As one route toward learning about the distinct biological processes that go
awry in different forms of depression, researchers are investigating the differential
effectiveness of various antidepressant medications in people with particular
subtypes of depression. For example, this research has revealed that people
with atypical depression, a subtype characterized by reactivity of mood (mood
brightens in response to positive events) and at least two other symptoms (weight
gain or increased appetite, oversleeping, intense fatigue, or rejection sensitivity),
respond better to treatment with MAOIs, and perhaps with SSRIs than with TCAs.

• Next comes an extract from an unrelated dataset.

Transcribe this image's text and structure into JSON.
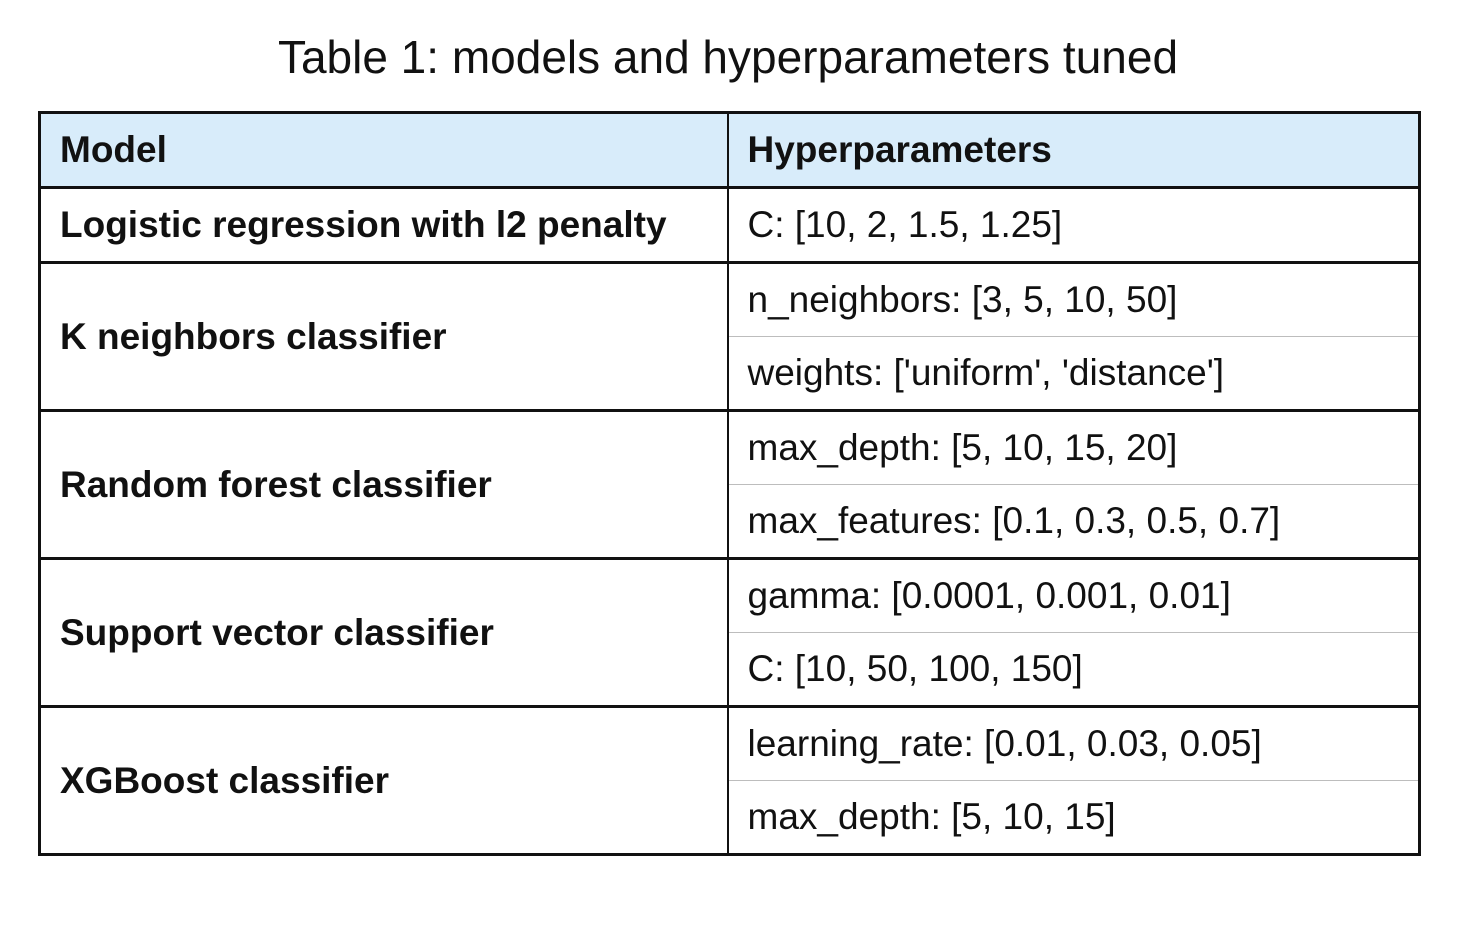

Many patients and clinicians find that combinations of different drugs work
most effectively for treating depression, either by enhancing the therapeutic
action or reducing side effects. Although combination strategies are used often
in clinical practice, there is little research evidence available to guide psychiatrists
in prescribing appropriate combination treatment.
Untreated depression often has an accelerating course, in which episodes become
more frequent and severe over time. Researchers are now considering whether
early intervention with medications and maintenance treatment during well periods
will prevent recurrence of episodes. To date, there is no evidence of any adverse
effects of long-term antidepressant use.